辰之助「僕があんな事したのに君は許してくれるのかい?」
大善はお茶を一気に飲み干してから言う。
大善「はぁ?ムカつくに決まってんだろ!!でも傷ついたのはお互い様だ。」
大善は辰之助の脇腹あたりを見ながら言う。
大善「あとはお互いここからどうしていくかだろ?」
「友達に敵も味方もねぇんだから。」
辰之助はまた笑う。
辰之助「変わってるんだね君は。」
大善「ブラッドハンター様ほどじゃありませんよ。」
大善も笑う。
辰之助「じゃあ友達として君に忠告しとくよ。」
辰之助の雰囲気が変わる。
大善「なんだ?」
辰之助「D組には柔道部のやつがいるんだ。そいつから今朝聞いた話なんだけど。」
ももり「柔道部?」
辰之助「そこの主将の佐々サクマって人は知っているかい?」
大善とももりがハッと思い出す。
辰之助「彼は柔道でこの学校の特待クラスに入ってる。ここの部活動はどれをとっても全国レベルだ。」
「それをあの佐々って人は2年ながらにここの柔道部の主将をしている。それがどういう事かわかるよね?」
大善「もしかしてすげー人?」
ももり「もしかしなくてもスゲー人でしょ!!」
大善の答えにももりは即答する。
辰之助「彼はその強さうえに、相手の強さに飢えている。だから強いやつとは迷わず闘うらしいよ。」
大善「迷惑な話だな。」
辰之助「だから女ノ都君、君も気をつけた方がいいんじゃないの?」
ももりの顔に不安が出てくる。
大善「大丈夫だよ。あの人前に絡んだことあるけど、良い人そうだったぜ。」
辰之助「それならいいんだけどね。まあ、一応、心のどこかに入れててよ。なら僕は。
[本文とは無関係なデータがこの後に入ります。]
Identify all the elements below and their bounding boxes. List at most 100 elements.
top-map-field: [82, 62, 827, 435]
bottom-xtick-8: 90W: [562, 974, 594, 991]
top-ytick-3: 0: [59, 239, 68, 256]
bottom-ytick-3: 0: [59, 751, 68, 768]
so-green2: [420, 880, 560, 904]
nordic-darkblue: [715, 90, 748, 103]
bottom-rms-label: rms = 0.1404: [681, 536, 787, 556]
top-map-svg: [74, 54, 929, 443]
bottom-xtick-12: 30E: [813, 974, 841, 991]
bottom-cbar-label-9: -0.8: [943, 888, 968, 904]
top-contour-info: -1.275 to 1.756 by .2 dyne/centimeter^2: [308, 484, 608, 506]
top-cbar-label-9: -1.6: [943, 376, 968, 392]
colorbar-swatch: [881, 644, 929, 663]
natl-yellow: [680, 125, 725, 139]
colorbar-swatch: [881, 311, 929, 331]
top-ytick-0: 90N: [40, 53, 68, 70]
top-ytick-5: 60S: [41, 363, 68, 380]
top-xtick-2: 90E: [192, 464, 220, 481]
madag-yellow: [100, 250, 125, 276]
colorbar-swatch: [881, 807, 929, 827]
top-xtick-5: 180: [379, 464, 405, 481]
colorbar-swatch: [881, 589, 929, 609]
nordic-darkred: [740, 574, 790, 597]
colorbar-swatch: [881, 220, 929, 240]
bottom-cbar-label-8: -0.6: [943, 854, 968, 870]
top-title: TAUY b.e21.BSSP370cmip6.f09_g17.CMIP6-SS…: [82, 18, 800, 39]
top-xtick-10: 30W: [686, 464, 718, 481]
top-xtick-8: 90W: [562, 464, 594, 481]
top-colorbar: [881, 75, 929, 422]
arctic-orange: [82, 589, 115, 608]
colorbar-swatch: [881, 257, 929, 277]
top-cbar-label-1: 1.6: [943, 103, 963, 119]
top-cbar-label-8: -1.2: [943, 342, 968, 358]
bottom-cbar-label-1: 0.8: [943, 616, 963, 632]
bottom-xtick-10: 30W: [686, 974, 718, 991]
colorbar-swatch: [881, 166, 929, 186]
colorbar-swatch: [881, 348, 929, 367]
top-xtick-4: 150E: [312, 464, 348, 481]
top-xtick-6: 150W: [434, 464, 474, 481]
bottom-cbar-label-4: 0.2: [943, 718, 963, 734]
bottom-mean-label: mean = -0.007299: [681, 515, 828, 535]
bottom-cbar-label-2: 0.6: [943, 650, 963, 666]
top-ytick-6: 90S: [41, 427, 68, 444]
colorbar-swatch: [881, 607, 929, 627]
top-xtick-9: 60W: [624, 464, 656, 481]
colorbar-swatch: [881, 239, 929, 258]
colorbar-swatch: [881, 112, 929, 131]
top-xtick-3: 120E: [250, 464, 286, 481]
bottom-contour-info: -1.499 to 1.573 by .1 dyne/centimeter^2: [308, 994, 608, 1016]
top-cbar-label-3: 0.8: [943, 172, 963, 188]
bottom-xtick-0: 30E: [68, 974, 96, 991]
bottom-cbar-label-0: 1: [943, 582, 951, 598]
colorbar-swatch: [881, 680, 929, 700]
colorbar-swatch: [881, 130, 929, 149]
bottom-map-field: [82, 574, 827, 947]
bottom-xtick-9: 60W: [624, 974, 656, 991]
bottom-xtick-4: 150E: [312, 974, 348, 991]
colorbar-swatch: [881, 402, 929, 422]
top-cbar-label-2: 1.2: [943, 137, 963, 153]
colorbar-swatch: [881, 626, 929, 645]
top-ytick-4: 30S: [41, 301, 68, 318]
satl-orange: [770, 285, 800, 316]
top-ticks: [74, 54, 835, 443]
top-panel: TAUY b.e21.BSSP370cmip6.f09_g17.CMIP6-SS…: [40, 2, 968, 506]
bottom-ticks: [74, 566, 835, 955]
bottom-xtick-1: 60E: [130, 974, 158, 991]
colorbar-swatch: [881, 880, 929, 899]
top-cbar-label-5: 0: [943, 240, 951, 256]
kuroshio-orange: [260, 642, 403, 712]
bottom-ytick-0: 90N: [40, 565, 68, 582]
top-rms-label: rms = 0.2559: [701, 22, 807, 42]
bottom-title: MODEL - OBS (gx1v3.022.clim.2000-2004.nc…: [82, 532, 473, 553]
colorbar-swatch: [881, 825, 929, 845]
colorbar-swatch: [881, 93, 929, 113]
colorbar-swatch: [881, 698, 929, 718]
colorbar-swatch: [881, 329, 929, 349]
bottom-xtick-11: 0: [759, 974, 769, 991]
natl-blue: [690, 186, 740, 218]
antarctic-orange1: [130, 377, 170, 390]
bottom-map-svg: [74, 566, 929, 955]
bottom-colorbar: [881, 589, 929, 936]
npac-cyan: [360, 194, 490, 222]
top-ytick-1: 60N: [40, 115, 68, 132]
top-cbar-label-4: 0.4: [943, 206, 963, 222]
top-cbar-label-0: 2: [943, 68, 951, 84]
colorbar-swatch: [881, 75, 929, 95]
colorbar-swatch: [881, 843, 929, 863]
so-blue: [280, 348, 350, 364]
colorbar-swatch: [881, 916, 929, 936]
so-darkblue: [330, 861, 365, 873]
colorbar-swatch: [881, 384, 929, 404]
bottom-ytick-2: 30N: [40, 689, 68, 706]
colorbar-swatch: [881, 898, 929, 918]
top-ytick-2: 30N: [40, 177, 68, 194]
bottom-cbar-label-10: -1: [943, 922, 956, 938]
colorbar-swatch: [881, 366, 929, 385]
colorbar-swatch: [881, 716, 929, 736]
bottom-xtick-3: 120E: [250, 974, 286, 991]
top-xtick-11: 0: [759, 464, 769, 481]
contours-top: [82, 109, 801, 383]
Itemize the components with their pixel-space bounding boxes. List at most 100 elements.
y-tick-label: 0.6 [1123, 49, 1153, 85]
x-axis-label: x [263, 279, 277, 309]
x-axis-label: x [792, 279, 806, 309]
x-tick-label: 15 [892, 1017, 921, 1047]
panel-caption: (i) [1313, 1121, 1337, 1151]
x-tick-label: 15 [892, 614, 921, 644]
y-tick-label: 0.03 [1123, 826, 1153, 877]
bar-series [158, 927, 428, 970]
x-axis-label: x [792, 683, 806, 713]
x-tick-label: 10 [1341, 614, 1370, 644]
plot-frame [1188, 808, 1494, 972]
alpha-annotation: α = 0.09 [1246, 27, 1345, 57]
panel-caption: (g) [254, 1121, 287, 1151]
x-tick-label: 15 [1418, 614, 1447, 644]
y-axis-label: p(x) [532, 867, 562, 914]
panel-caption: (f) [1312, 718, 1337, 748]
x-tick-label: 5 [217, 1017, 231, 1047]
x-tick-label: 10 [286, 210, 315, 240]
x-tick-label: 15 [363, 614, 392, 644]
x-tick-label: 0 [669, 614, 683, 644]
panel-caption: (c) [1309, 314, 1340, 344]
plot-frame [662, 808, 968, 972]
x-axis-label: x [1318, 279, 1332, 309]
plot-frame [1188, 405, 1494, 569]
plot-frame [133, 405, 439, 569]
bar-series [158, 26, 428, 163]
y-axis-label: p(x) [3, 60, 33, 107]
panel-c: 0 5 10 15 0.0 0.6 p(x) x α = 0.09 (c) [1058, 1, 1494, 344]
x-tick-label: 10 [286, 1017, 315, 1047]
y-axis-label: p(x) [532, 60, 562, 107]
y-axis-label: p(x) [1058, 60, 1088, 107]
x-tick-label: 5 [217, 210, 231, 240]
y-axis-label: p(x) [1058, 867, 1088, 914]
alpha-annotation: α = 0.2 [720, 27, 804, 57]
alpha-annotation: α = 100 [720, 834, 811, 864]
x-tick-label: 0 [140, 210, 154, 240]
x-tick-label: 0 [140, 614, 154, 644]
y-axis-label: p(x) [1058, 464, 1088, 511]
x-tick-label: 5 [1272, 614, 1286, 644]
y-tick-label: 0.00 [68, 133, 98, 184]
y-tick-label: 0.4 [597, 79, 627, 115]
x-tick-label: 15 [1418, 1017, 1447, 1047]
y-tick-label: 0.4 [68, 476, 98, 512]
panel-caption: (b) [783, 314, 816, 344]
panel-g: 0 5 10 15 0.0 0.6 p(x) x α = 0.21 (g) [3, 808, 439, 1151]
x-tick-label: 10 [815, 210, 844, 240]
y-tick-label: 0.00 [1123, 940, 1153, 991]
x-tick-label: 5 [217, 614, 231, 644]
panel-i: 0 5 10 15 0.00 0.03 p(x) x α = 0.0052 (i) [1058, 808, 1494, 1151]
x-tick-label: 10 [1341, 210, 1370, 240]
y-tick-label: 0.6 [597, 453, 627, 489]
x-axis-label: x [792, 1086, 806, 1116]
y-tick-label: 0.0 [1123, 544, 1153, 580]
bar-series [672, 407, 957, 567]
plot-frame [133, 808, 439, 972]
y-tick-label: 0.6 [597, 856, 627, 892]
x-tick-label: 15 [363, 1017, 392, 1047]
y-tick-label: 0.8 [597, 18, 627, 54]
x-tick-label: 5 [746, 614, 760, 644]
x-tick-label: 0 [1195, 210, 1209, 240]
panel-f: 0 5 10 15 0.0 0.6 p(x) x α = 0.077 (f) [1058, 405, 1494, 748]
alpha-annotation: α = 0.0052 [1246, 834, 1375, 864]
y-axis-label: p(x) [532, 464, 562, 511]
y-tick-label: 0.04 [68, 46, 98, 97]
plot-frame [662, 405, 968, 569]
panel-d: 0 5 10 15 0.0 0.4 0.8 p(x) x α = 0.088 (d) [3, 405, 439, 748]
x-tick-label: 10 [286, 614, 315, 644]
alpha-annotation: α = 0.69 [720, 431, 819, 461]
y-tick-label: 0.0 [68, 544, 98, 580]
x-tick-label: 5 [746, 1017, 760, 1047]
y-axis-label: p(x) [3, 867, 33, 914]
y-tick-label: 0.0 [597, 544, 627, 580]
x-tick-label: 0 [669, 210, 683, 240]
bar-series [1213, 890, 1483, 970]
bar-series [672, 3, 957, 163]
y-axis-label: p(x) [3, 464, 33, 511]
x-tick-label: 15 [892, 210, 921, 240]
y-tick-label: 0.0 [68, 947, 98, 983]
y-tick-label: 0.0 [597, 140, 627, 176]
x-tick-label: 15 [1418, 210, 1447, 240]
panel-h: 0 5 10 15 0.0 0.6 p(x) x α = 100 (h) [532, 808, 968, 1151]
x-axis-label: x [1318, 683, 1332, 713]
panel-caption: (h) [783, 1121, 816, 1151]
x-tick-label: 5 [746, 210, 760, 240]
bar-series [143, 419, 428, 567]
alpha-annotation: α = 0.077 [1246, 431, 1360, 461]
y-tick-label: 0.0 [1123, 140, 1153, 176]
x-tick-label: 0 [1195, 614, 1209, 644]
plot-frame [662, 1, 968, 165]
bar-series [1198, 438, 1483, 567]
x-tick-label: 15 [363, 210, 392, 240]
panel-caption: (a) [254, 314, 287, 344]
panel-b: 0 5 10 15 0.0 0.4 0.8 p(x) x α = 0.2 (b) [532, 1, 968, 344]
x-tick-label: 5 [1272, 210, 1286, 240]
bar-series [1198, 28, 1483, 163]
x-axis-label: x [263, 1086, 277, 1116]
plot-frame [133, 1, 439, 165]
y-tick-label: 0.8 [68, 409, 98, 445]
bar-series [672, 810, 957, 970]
」
そういうと日宇辰之助は食堂を出ていった。
ももり「大ちゃん…やっぱりあの上級生が言ってたのって佐々先輩の事じゃ…」
大善「まあ、どうにかなるでしょ!!代々、スポーツ選手が素人なんか相手にしないって。」
大善はまったく気にもとめてない。
ももり「ならいいけど。」
しかしこの後、ある切っ掛けを境に、大善VSサクマの激闘が繰り広げられるのであった。